The Watcher Entangled
Conflict of Interest at COA’s Doorstep

by | Sep 30, 2025 | Reports | 0 comments

“I DID NOT invent corruption. I just walked into it.”

These were the last words of General Angelo Tomas Reyes, former Armed Forces chief of staff and Defense secretary, before he shot himself to death at his mother’s grave in a cemetery on February 11, 2011. 

He had been accused of receiving PhP50 million in “send-off” money when he retired, supposedly a military tradition. He attended one, but not subsequent, hearings of the Senate and the House of Representatives where, he had been warned, delicate details about him, his family, and his colleagues would be brought up. 

In life a proud, multi-awarded officer, in death Reyes chose to leave with honor. It was an apparent hara kiri, also called seppuku, a form of a “ritualistic suicide” that samurais committed eons ago in Japan “to preserve honor, restore family honor, or atone for wrongdoing.” Later literature would hail the ritual as a testament to “the nobility of failure.” 

Today the trading of mud between those who accuse, investigate, and claim corruption in flood control and other projects in the Philippines has become ritualistic, too. 
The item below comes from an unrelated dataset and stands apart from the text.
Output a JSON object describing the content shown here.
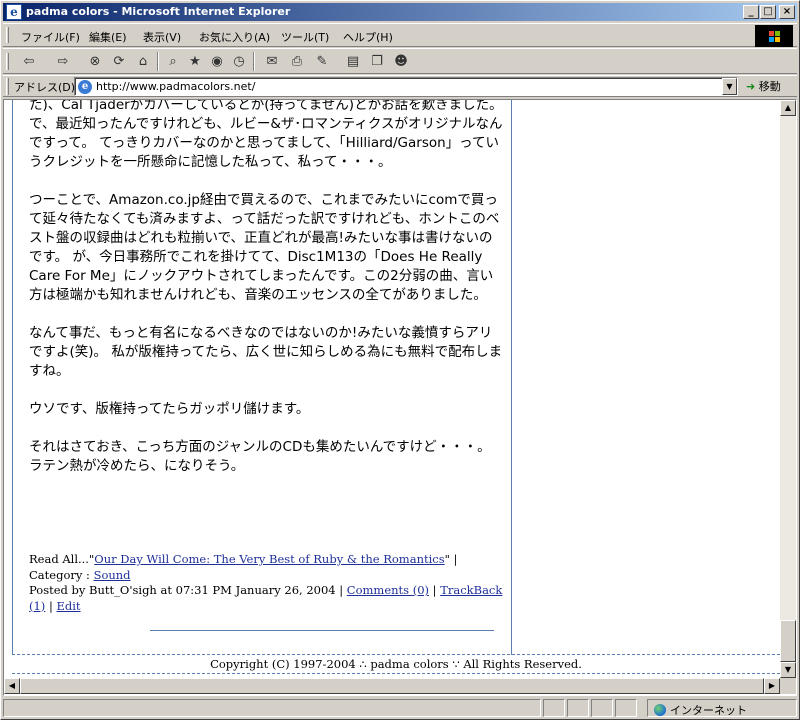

Just a few admit, and more rant about, the corruption, silent and evasive though about how they pushed, enabled, and played it. Pass the blame, deny any part in the wrongdoing, eschew getting any share from the spoils, preserve claimed honor — it’s our ritualistic name-and-shame game that we might call the failure of nobility.

In the circle of corruption, pushers, enablers, and players abound. Those inside and outside the government are gaming the system, assisted or triggered by incompetence, negligence, ambition, greed, or all these in a bundle.

Flood-control projects that are ghost or bad, kickbacks and commissions fleeced off contracts, are a series of acts of many, and involve not just one or a few persons and agencies.